About Me

I'm a writer in Los Angeles, with more than my share of the struggle to get free. I've written screenplays, two children's books,articles for the New York Times and published a novel, Restraint, an erotic thriller. I have a master's degree from Harvard Divinity School. This blog is a ongoing record of what I've learned, what I'm learning and what I'm still realizing I need to know, as I work my way toward change.

Monday, October 10, 2016

KRISHNA AND ARJUNA

Image result for krishna and arjunaI came across some lines from the Bhagaved Gita, the Hindu book that Gandhi loved and read throughout his life. The god Krishna appears to Arjuna, a warrior who on the eve of battle suddenly becomes reluctant to go to war. The enemy army is a clan in which Arjuna has many relatives - how can he bring himself to kill them? On the other hand, if he doesn't fight he is leaving his own army without a leader and they will killed by the enemy clan. Krishna urges Arjuna to fight but Arjuna says that will bring bad karma to his soul. Krishna says there is a way to avoid this karma. "It is not possible not to act. But it is possible to act without creating karma. One does this by performing all action without hatred or desire. Be intent on action, not the fruits of action....Action imprisons the world unless it is done as a sacrifice. Free from attachment, perform action as a sacrifice."
     This is undoubtedly one of the sections non-violent Gandhi loved, in this book that is ostensibly about going to war. Krishna is saying that you must detach from anger and hatred and not focus on whether your actions succeed or fail. Think only of the importance of acting.  "Action imprisons the world"...action that is all about success and failure, and your own needs and expectations, action that comes out of ego, can only lead to pain and suffering. Let go of attachment. Become selfless in the sense that your actions aren't attached to your ego - they're focused on a higher power and performed for a greater good. "Perform action as a sacrifice."
     Selflessness and self-sacrifice - they are among the ideals we value the most. They're universal and at the heart of Buddhism, Christianity, Judaism and Islam.
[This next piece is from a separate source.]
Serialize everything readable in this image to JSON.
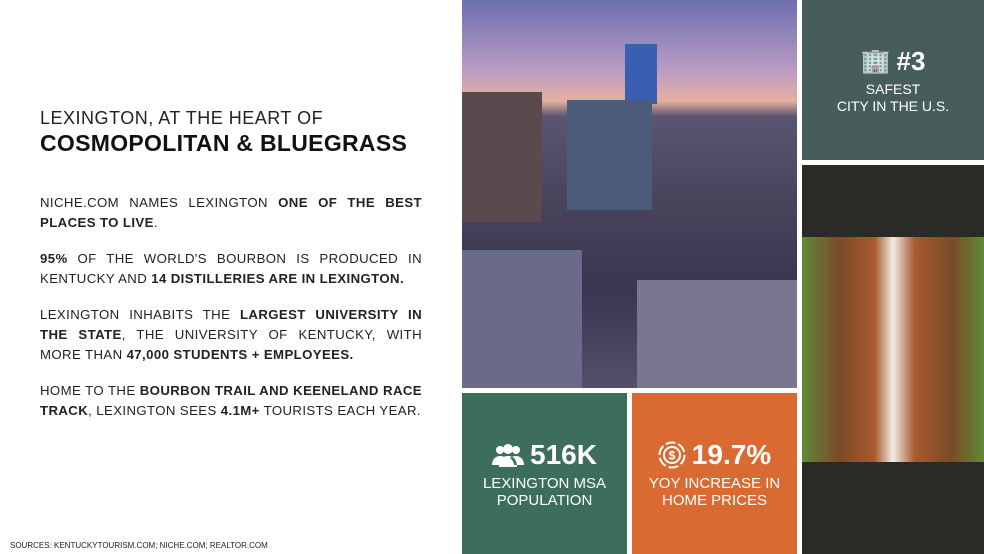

They're as highly valued in the secular world. We admire the person who rushes into a burning building to save a child or the person who performs an act of kindness without desire for thanks or acknowledgement. We admire actions that are detached from self-interest. The first section of Viktor Frankl's book, Man's Search For Meaning, is a memoir of his time in a concentration camp. He says, "The best of us did not come back." The ones who, even in that inhuman world, managed to care for others, or shared what little food they had, those who sacrificed their own survival - they are the best of us.
     In the camps, survival often depended on a person's ability to remain intact, grounded in a deep sense of self and one's humanity, which was the very thing the Nazis wanted to exterminate. This gets to another wonderful paradox: only those with a strong, secure sense of self can act selflessly and be ready to sacrifice. When you are deep in ego, when your sense of security depends on the outside world, you are too bound up in self to think of another; desires and demands, needs and expectations block out the light of compassion for the world and the desire to connect with something or someone beyond yourself.
     Finally, Krishna tells Arjuna to focus all his actions on him. In this, he is the universal god who says in many traditions and languages, "Give all your doubts, pain and suffering to me. Focus on me and you will expand yourself."